Forgiveness is a tricky subject for abuse and bullying victims. If we forgive our abuser, it feels alot like absolving them of their guilt. How can they walk away without consequences when they hurt us so much?
Years later, we are still holding onto the blame they deserve. But what is it doing to them? Who is suffering? Certainly not the abuser or the bully. Only we are feeling the pain.
So how do we get rid of the pain? Through forgiveness.
The reason why this is so difficult is the concept of absolution. Were we to forgive, it feels like we are saying the perpetrator is now free from guilt and blame.
Here is the truth about forgiveness: it has nothing to do with the perpetrator!
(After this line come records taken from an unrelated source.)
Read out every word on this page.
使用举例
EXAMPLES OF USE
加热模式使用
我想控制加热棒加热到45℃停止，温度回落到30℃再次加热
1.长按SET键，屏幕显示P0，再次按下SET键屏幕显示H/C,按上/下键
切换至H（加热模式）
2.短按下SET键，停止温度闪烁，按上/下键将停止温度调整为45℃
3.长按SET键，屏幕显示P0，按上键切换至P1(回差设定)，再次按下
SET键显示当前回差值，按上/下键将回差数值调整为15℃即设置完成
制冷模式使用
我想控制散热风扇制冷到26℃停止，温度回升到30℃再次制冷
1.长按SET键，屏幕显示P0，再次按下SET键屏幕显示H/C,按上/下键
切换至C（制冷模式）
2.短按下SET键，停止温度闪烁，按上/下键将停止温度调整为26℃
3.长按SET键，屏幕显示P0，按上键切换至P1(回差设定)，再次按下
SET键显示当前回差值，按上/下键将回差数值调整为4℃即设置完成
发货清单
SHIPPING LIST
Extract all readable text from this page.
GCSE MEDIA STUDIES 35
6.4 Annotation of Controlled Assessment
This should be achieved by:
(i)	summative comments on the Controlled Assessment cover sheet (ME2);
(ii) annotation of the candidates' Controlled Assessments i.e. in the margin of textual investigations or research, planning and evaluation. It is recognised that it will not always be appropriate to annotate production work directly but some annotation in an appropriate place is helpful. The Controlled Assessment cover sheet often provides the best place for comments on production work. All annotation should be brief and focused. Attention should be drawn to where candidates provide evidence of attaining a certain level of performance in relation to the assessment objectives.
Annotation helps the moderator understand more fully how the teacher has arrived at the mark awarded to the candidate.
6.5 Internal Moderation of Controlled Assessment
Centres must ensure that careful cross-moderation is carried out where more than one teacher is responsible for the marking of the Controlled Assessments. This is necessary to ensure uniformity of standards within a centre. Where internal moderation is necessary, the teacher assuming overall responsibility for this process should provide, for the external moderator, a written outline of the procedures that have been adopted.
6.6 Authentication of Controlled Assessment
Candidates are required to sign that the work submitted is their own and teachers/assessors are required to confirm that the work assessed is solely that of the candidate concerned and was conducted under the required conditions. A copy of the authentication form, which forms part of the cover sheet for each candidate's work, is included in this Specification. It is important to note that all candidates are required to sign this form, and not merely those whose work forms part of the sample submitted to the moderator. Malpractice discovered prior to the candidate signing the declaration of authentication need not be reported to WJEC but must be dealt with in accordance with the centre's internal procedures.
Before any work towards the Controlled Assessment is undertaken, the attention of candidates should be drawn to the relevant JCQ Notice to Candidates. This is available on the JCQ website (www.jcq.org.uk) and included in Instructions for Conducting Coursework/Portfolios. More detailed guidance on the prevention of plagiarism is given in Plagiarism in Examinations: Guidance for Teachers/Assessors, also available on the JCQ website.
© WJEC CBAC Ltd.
Whether or not we forgive will not bind or release the person who harmed us from their guilt. They have to deal with their own conscience. It is their responsibility, not ours.
What we are responsible for is what the MEMORY of that act is doing to us in the PRESENT! The torment exists now only in our minds, in our reliving the event, in our revisiting the feelings it evoked.
By holding onto the perpetrator’s guilt, we are not punishing them, but ourselves. Whatever punishment we wish for the other, we are feeling in our gut.
So how do we forgive the unforgiveable? It begins with an understanding of forgiveness. Forgiveness does not wipe out the act. Nor does it erase guilt. What it does is release us from the role of judge and jury. We no longer wish for a sentence on the perpetrator. We release him/her from OUR DESIRE FOR JUSTICE. When we do this, we have done it for ourselves. It was not an act of altruism to the perpetrator, but an act of self love.